Irak Kürt Bölgesel Yönetimi’nin (IKBY) 25 Eylül’de gerçekleştireceğini duyurduğu bağımsızlık referandumunun ertelenmesi yönünde IKBY üzerindeki baskılar devam etmektedir. Türkiye Dışişleri Bakanlığı, 14 Eylül’de yaptığı açıklamada “IKBY’nin referandum konusundaki yaklaşımında ısrar etmesinin mutlaka bir bedeli olacağını dikkate alması gerektiğini vurguluyoruz” ifadeleriyle referandum karşıtı pozisyonu bir kez daha net bir şekilde ortaya koymuştur.
İran, 25 Eylül’de gerçekleştirilmesi planlanan referanduma en üst düzeyde, Ayetullah Hamaney’in ağzından karşı çıkmıştır. Hamaney, İran’ın Irak’ın bölünmesini içeren her türlü senaryoya karşı olduğunu açıklamıştır. İranlı yetkililer özellikle Kerkük’te referandum gerçekleştirilmesi kararı hususunda çok net bir tavır takınarak, kararı “provakatif” olarak nitelemiştir.

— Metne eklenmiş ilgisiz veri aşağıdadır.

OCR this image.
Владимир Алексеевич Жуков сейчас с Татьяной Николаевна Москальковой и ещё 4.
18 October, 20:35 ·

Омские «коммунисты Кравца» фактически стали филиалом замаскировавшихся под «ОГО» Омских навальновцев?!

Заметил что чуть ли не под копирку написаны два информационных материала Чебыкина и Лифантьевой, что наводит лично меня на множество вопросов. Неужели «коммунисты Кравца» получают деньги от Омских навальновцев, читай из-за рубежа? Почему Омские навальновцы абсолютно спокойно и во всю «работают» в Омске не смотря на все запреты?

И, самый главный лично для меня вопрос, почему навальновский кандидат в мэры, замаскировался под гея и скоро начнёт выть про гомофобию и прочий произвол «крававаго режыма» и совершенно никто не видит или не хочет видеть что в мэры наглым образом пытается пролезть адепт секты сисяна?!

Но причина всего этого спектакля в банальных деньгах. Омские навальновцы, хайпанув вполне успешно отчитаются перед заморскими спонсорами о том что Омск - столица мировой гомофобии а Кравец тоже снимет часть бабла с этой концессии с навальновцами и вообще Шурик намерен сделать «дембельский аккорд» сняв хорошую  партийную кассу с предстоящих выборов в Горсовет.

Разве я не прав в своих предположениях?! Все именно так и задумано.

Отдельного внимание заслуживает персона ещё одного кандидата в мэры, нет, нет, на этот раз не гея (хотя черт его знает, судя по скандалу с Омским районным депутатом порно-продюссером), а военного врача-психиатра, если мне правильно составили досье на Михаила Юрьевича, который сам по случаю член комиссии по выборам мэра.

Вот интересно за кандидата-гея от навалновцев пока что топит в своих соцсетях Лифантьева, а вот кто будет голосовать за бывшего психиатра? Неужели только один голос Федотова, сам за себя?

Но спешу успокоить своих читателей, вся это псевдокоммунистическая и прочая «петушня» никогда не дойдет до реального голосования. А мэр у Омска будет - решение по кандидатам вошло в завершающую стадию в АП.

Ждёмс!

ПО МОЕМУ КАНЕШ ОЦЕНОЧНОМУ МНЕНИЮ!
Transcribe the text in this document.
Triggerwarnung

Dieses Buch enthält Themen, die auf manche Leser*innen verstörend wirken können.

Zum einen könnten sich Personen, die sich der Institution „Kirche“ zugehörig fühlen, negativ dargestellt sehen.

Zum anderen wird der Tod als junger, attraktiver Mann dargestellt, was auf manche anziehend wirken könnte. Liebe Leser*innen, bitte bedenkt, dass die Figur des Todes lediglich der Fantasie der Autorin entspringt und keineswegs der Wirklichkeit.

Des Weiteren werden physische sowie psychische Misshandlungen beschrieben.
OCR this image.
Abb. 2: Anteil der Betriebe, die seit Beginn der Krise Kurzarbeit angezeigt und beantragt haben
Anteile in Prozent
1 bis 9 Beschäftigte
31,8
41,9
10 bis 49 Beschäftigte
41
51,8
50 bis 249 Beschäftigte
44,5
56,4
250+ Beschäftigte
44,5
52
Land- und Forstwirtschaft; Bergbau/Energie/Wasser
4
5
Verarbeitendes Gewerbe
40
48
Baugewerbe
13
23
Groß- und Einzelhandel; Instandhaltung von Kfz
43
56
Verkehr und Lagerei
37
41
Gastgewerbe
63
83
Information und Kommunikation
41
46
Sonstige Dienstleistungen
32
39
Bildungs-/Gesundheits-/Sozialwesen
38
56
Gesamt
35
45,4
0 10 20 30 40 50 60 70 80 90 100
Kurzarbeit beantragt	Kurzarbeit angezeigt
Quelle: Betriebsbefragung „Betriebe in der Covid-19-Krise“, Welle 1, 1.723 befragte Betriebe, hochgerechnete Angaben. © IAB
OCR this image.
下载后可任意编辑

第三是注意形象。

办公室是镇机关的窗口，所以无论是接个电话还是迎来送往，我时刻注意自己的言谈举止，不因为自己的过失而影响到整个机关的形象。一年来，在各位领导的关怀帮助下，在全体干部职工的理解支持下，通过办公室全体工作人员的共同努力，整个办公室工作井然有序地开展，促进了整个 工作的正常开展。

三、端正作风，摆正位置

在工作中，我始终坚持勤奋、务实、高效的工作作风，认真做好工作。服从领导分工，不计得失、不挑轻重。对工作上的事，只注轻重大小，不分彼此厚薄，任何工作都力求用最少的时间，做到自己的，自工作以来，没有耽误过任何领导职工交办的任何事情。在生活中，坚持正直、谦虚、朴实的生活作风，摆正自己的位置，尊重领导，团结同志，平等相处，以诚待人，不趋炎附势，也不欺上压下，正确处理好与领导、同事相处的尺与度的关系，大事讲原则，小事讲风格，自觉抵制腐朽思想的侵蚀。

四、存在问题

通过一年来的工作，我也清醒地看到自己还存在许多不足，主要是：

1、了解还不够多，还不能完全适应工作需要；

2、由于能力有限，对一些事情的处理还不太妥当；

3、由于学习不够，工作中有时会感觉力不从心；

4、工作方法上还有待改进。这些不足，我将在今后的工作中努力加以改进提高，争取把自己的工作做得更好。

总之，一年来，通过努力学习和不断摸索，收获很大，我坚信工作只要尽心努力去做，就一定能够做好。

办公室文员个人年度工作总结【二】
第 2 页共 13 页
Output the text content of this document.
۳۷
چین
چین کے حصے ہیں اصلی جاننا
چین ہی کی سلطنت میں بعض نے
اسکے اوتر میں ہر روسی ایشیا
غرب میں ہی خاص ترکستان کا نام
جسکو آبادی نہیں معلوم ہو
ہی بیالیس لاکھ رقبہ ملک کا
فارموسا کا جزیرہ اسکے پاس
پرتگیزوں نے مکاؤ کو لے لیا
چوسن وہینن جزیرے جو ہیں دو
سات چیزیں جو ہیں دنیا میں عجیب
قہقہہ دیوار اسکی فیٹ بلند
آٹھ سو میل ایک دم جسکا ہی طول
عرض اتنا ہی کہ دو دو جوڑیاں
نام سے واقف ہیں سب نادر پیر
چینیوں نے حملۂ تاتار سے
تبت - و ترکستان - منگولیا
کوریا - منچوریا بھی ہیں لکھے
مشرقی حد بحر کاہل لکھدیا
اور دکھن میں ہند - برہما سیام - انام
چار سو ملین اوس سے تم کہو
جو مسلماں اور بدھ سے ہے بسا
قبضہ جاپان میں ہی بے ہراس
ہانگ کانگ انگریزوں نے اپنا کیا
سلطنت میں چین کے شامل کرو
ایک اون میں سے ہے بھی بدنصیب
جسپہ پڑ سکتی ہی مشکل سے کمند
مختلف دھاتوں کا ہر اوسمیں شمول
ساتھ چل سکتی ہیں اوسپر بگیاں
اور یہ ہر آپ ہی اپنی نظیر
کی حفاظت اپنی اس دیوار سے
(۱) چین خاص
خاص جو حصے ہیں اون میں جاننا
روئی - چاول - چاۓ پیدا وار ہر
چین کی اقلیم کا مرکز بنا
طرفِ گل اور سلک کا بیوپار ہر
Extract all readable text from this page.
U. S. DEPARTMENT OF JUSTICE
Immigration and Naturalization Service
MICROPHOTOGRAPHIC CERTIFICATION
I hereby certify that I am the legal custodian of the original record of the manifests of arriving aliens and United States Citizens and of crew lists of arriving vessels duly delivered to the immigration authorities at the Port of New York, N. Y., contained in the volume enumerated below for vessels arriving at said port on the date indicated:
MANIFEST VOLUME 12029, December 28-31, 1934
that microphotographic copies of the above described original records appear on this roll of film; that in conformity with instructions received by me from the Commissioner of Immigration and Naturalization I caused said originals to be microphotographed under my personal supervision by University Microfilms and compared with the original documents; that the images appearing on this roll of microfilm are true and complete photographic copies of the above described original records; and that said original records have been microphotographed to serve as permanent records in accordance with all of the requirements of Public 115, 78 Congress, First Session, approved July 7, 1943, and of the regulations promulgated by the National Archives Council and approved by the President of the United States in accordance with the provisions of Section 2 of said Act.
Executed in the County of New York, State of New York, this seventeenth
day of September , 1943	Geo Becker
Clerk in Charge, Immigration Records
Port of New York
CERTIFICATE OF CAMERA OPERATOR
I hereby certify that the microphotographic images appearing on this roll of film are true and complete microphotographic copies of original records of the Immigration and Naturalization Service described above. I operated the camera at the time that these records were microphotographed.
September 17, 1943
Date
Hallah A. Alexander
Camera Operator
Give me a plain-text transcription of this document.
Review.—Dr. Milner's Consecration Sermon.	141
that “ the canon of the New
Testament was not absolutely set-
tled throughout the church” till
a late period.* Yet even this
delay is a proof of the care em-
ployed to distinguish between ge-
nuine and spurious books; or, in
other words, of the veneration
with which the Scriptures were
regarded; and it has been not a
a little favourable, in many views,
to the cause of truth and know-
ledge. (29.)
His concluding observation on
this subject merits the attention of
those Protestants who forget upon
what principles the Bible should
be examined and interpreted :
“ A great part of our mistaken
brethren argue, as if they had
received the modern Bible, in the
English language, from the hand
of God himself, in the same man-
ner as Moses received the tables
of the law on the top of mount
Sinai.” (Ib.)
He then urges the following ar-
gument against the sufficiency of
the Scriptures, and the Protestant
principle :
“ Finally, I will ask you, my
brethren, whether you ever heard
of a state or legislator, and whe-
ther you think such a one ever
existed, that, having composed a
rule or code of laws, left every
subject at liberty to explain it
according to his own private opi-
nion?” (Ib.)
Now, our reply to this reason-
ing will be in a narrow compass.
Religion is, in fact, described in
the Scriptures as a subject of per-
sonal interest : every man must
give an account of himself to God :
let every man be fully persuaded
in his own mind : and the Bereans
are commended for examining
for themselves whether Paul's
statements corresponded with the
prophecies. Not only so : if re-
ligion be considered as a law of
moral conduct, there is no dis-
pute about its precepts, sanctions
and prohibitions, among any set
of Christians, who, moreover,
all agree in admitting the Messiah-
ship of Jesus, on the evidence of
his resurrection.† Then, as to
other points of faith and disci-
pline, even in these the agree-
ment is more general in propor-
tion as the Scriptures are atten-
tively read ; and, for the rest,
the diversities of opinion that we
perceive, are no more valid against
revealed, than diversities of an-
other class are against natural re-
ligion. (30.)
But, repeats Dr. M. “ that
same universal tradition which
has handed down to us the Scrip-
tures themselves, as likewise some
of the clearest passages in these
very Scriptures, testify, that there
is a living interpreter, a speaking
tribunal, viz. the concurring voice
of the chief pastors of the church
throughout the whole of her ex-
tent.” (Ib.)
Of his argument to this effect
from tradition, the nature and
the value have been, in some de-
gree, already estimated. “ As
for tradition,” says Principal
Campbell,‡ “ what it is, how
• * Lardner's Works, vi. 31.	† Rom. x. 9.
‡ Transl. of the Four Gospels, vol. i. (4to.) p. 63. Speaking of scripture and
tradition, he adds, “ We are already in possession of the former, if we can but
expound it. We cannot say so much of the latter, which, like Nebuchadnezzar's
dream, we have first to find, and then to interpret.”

ABD’nin DEAŞ’la Mücadele Koalisyonu Özel Temsilcisi Brett Mcgruk da ilan edilen referandum tarihi yaklaşırken Kuzey Irak’taki temaslarını artırmıştır. Mcgruk, Kuzey Irak’ta Barzani karşıtı muhalefetin öne çıkan aktörlerinden olan Goran Hareketi yetkilileriyle görüşerek ABD’nin “IKBY parlamentosunun referandumu ertelemesinden yana olduğunu” ifade etmiştir. Bu görüşme sonrası yapılan açıklamalarda, “ABD’nin referandumun bu koşullarda gerçekleştirilmesine karşı olduğunu kesin bir dille ifade ettiği” belirtilmiştir. Mcgruk’un KDP yönetimiyle de bir araya geldiği ve “referandumun ertelenmesi yönündeki ısrarlı tavrını KDP yönetimine de ilettiği” kamuoyuna yansımıştır. Ancak IKBY Başkanı Mesut Barzani’nin aynı gün Duhok’un Zaho ilçesinde yaptığı bağımsızlık mitinginde, “Referanduma daha iyi bir alternatif sunulursa değerlendireceklerini ancak, hedef yalnızca erteleme ise 25 Eylül’de sandıklara gideceklerini” ifade etmiştir. Barzani bu ifadesiyle referandumun ertelenmesi kararını, kendisine alternatif bir teklifle gelinmesi halinde alacağını ortaya koymuştur. Çünkü Barzani yönetimi, referandum kararını, aşağıda ifade edileceği üzere, IKBY’nin iç dengeleri, Bağdat ile ilişkiler ve bölgesel dengeleri dikkate alarak kendi siyasi geleceğine sunacağı katkıları hesap ederek, geçmiş birikimini de riske ederek alıştır.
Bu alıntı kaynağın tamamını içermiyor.